What is BECCS anyway?

by Bill Schlesinger

When trees are used for biomass energy, they are first pelleted, then dried and shipped to a power plant—all energy consuming activities. When burned, all the carbon they contain is emitted to the atmosphere, essentially immediately. The wood pellets replace the fossil emissions from coal, but it takes 40 to 100 years of forest regrowth to balance the carbon dioxide emissions from burning these pellets—longer than the time for commitment to carbon neutrality by the nations using them.

Thus, burning wood pellets is a net source of carbon dioxide in the atmosphere for decades, and because wood has less energy per unit of carbon than coal (28.8 kWh/kgCO2 vs. 3.0 kWh/kgCO2), you must burn lots of it—that’s why we switched to coal hundreds of years ago.  All this adds up—the emissions from drying, shipping, and burning wood, and the time to recapture the CO­2—to make wood pellets a bad source of energy. As MIT’s John Sterman points out, for reducing CO2 in the atmosphere, one is always better letting an existing stand of trees grow and sequester carbon, than to harvest it for pellets, even if the overall region is showing a net increase in standing timber. 

A lot has been said about carbon capture and storage—CCS, or BECCS (Biomass Energy with carbon capture and storage), in which the CO2 from burning wood is captured and injected below ground.  In theory, BECCS offers a direct means to reduce CO2 concentrations in the atmosphere.
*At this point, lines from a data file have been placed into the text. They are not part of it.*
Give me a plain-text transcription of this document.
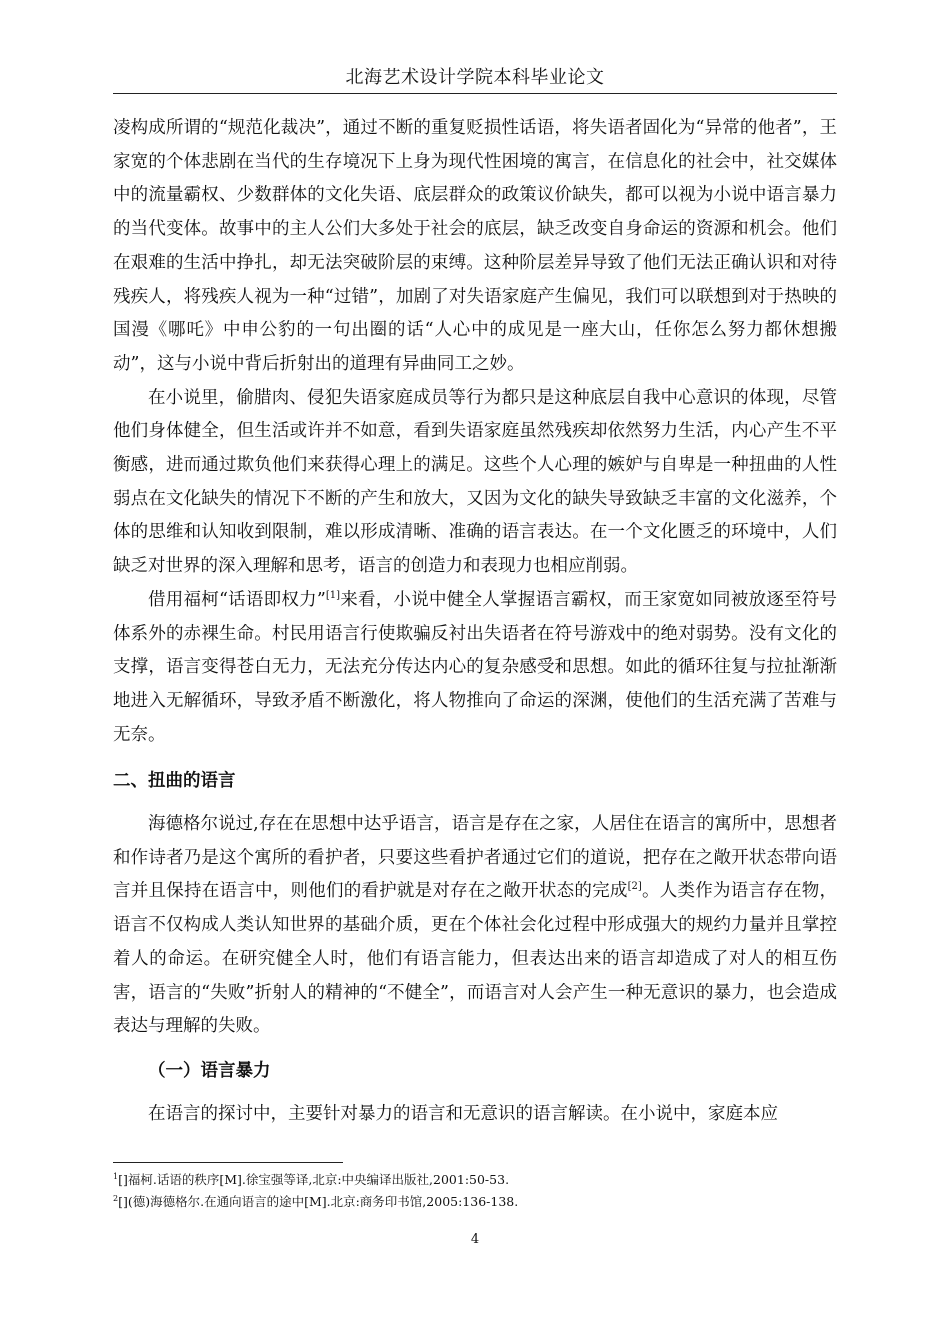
北海艺术设计学院本科毕业论文

凌构成所谓的“规范化裁决”，通过不断的重复贬损性话语，将失语者固化为“异常的他者”，王家宽的个体悲剧在当代的生存境况下上身为现代性困境的寓言，在信息化的社会中，社交媒体中的流量霸权、少数群体的文化失语、底层群众的政策议价缺失，都可以视为小说中语言暴力的当代变体。故事中的主人公们大多处于社会的底层，缺乏改变自身命运的资源和机会。他们在艰难的生活中挣扎，却无法突破阶层的束缚。这种阶层差异导致了他们无法正确认识和对待残疾人，将残疾人视为一种“过错”，加剧了对失语家庭产生偏见，我们可以联想到对于热映的国漫《哪吒》中申公豹的一句出圈的话“人心中的成见是一座大山，任你怎么努力都休想搬动”，这与小说中背后折射出的道理有异曲同工之妙。

在小说里，偷腊肉、侵犯失语家庭成员等行为都只是这种底层自我中心意识的体现，尽管他们身体健全，但生活或许并不如意，看到失语家庭虽然残疾却依然努力生活，内心产生不平衡感，进而通过欺负他们来获得心理上的满足。这些个人心理的嫉妒与自卑是一种扭曲的人性弱点在文化缺失的情况下不断的产生和放大，又因为文化的缺失导致缺乏丰富的文化滋养，个体的思维和认知收到限制，难以形成清晰、准确的语言表达。在一个文化匮乏的环境中，人们缺乏对世界的深入理解和思考，语言的创造力和表现力也相应削弱。

借用福柯“话语即权力”[1]来看，小说中健全人掌握语言霸权，而王家宽如同被放逐至符号体系外的赤裸生命。村民用语言行使欺骗反衬出失语者在符号游戏中的绝对弱势。没有文化的支撑，语言变得苍白无力，无法充分传达内心的复杂感受和思想。如此的循环往复与拉扯渐渐地进入无解循环，导致矛盾不断激化，将人物推向了命运的深渊，使他们的生活充满了苦难与无奈。

二、扭曲的语言

海德格尔说过,存在在思想中达乎语言，语言是存在之家，人居住在语言的寓所中，思想者和作诗者乃是这个寓所的看护者，只要这些看护者通过它们的道说，把存在之敞开状态带向语言并且保持在语言中，则他们的看护就是对存在之敞开状态的完成[2]。人类作为语言存在物，语言不仅构成人类认知世界的基础介质，更在个体社会化过程中形成强大的规约力量并且掌控着人的命运。在研究健全人时，他们有语言能力，但表达出来的语言却造成了对人的相互伤害，语言的“失败”折射人的精神的“不健全”，而语言对人会产生一种无意识的暴力，也会造成表达与理解的失败。

（一）语言暴力

在语言的探讨中，主要针对暴力的语言和无意识的语言解读。在小说中，家庭本应

$^1$[]福柯.话语的秩序[M].徐宝强等译,北京:中央编译出版社,2001:50-53.
$^2$[](德)海德格尔.在通向语言的途中[M].北京:商务印书馆,2005:136-138.
4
The British Power Company DRAX has even proposed a BECCS plant in California to receives payments for its carbon sequestration.

Yet, BECCS is unproven; I do not know of the implementation of any BECCS scheme, at the scale of utility operations, that is in place and successful in capturing the magnitude of the CO2 generated.  BECCS depends on appropriate geological formations to receive the CO2 and these are not always local.  Pipeline shipping may be necessary. Overall, the energy used in BECCS adds about 30% to the carbon emissions to the atmosphere from burning biomass directly.

Overall, implementation of BECCS can cut CO2 emissions from biomass power in half, but it does not eliminate them.  And the widespread implementation of BECCS would have an enormous impact on the amount of wild, forested land that will remain for wildlife.

References

Bakj, E., et al. 2018.  Geospatial analysis of near-term potential for carbon-negative bioenergy in the United States.  Proceedings of the National Academy of Sciences 115: 3290-3295.

Jonker, J.C.G, M. Junginger, and A. Faaj. 2014.  Carbon payback period and carbon offset parity point of wood pellet production in the southeastern United States.  Global Change Biology Bioenergy 6: 371-389.

Natural Resources Defense Council. 2021.  A Biomass Bet.  NRDC Fact Sheet.

Schlesinger, W.H. 2018.  Are wood pellets a green fuel?  Science 359: 1328-1329.

Sterman, J., W. Moomaw, J.N. Rooney-Varga and L. Siegel. 2022.  Does wood bioenergy help or harm the climate.  Bulletin of the Atomic Scientists 78 (3) , pp.128-138.